Duke rolling, reaping benefits of fighting through adversity
Posted March 16
Updated March 17
GREENVILLE, S.C. — Duke guard Matt Jones believes the challenge of overcoming problems and injuries has helped the Blue Devils evolve into powerhouse team they were projected to be at the start this season.
The second-seeded Blue Devils (27-8) were the preseason No. 1 until a rash of injuries — including a back operation to coach Mike Krzyzewski that kept him off the sidelines for a few weeks — stunted their progression during the regular season. But after four wins in four days to capture the Atlantic Coast Conference Tournament has Duke peaking as it heads to its NCAA Tournament opener with 15th-seeded Troy (22-14) in the East region on Friday.
In a later game in Greenville, seventh-seeded South Carolina (22-10) take on No. 10 seed Marquette (19-12).
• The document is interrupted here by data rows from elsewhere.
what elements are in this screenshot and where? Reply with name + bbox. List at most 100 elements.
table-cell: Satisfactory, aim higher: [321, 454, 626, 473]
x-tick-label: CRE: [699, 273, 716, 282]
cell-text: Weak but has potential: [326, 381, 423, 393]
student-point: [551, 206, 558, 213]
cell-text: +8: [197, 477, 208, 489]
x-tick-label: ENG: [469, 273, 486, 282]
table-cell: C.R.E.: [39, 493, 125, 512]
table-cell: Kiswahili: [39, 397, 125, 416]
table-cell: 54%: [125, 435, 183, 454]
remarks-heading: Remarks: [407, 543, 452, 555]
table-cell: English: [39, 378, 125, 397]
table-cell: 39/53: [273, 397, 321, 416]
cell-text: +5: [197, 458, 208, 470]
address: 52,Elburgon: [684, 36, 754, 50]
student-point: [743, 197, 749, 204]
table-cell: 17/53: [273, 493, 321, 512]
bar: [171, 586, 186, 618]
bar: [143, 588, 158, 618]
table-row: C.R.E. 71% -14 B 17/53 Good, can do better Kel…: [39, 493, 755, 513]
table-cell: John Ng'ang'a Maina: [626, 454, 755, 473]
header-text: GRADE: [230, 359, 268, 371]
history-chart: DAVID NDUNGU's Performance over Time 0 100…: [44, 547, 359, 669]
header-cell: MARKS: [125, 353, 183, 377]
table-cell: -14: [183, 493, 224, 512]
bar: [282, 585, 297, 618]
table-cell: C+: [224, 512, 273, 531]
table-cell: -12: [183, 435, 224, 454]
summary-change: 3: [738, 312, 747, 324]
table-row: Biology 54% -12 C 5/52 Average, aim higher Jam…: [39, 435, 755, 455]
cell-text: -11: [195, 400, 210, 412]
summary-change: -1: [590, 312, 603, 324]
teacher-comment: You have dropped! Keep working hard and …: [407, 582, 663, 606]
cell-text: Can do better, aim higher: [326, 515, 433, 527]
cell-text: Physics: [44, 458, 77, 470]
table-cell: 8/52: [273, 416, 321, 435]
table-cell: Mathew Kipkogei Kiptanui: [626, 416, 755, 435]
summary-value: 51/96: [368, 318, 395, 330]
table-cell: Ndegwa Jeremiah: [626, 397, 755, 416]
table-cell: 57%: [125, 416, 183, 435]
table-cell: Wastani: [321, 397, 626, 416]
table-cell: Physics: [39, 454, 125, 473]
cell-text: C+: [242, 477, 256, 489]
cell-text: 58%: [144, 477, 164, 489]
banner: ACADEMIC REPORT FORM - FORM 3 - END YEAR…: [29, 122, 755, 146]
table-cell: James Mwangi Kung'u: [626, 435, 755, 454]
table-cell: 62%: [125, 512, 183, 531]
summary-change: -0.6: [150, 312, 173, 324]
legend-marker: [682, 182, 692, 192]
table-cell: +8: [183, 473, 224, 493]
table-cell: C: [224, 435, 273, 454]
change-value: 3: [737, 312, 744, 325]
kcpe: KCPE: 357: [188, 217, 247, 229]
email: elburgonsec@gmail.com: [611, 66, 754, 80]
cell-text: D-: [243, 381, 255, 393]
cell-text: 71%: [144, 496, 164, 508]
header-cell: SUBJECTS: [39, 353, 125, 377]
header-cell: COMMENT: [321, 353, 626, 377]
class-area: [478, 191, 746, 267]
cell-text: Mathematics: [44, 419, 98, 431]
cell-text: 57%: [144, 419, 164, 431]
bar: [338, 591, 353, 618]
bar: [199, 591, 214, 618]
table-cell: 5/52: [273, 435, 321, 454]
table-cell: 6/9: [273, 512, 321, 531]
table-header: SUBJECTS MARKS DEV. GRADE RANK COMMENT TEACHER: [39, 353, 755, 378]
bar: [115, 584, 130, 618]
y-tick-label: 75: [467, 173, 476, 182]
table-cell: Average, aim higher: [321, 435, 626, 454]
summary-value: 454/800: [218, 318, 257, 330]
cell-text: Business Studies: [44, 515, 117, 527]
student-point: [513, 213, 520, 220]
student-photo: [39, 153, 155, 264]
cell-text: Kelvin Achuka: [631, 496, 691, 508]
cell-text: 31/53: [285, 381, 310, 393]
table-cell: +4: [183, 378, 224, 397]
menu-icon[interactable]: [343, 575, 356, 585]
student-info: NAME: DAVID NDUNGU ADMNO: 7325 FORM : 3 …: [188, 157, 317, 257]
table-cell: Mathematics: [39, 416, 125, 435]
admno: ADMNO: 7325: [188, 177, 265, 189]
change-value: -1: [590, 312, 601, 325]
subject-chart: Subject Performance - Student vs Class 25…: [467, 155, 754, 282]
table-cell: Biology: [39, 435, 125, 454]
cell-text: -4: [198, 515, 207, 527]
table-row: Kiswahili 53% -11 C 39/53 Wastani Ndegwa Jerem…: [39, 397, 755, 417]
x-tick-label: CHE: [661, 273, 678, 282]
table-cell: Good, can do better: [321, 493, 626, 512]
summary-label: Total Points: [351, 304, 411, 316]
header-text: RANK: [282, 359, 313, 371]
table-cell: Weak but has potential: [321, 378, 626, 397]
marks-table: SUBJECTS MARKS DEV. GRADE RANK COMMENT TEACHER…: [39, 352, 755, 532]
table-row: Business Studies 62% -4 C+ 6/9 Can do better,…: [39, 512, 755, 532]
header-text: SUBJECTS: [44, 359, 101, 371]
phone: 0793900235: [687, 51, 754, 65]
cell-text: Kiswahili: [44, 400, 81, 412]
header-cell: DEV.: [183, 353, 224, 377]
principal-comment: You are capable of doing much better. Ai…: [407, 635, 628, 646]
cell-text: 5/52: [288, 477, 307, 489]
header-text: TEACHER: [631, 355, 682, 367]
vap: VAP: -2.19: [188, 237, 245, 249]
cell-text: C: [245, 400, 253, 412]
Two East region games in Tulsa, Oklahoma match third-seeded Baylor (25-7) against No. 14 seed New Mexico State (28-5) and sixth-seeded SMU (29-4) against 11th-seeded Southern Cal, which won its way in with a First Four victory over Providence on Wednesday night.
Given the preseason hype about Duke's freshman group led by Jayson Tatum and Harry Giles, the Blue Devils looked like champions on paper last October. Then came the injuries. Grayson Allen with an ankle, Amile Jefferson with a foot; Tatum and Giles started the season on the injured list. Allen was also suspended indefinitely for tripping opponents — though he sat out only one game.
Then in January, Krzyzewski took a monthlong leave of absence after having operation to alleviate a herniated disc in his back.
"I think for this team it was the pain we felt that really drove us to become better," said Jones, the Duke senior. "I mean pain forces you to grow with coach being out, with guys being injured and every day being so unconventional, we had to learn how to adjust."
The adjustments took full effect last week in New York when the Blue Devils gritted out the ACC title, topping rival North Carolina 93-83 in the tournament semis.
Krzyzewski put no stock into his team's preseason ranking, saying each team has journey to go through that unfolds over four months.
"Ours was a difficult one because every guy on our team got hurt," he said. "I was out."
Krzyzewski said with players like Jones, Jefferson and Grayson Allen healthy, the Blue Devils have had a chance to develop chemistry that could take them very far in the NCAA Tournament.
"I like my team a lot. I'm proud of them," he said. "I think they've become men. And that's a good thing."
Some things to watch in Friday's East region games:
SOUTH CAROLINA'S FUTILITY: The Gamecocks have not won an NCAA Tournament game in 44 years since defeating Texas Tech in an opening game in 1973. They've gone 0-5 ever since, losing opening games in 1974, 1989, 1997, 1998 and 2004. It's one coach Frank Martin would love to wipe away against Marquette. "To accomplish that I think would soothe a lot of people," Martin said. "It would make a lot of people smile."
BEAR CLAWS: The Baylor Bears could be the East region's best closers. They've trailed at halftime 10 times this season, yet rallied to win eight of those games. The victories included games where the Bears trailed Louisville by 20 points, West Virginia by eight and Michigan State by three.
DEARTH OF EXPERIENCE: Marquette coach Steve Wojciechowski has plenty of NCAA Tournament experience, going three times as Duke's point guard and 15 straight seasons as Blue Devils assistant. His Golden Eagles? Not so much. Only Katin Reinhardt, a graduate transfer who reached the tournament at UNLV and Southern Cal, has ever played an NCAA game. Wojchiechowski is not worried about that, hoping his players enjoy the experience and play like they have throughout the season.
MUSTANGS RETURN: SMU is back in the NCAA Tournament after being banned from postseason play a year ago for multiple violations, including academic fraud and unethical conduct. SMU went 25-5 last season, and improved to 29-4 this season. Sophomore guard Shake Milton isn't looking back. "It's tough to really think about all of that," he said. "I'm really just focused on trying to play. I'm ready to get out there and get a piece of the NCAA Tournament, see what it's really like."
MAN OF TROY: Trojans' Devon Walker knows what it's like to go deep in the NCAA Tournament. Walker is a 6-foot-6 transfer from Florida who went the Elite Eight his first year with the Gators, then advanced to the Final Four in 2014. "It's been a very long journey for me to come here from Florida," said Walker, who has helped Troy make its first tourney appearance since 2003. "I've been through a lot with my knee and losing and expectations and all that type of stuff. So, it hit me all at that moment."
AP Sports Writer Cliff Brunt contributed to this report from Tulsa, Oklahoma.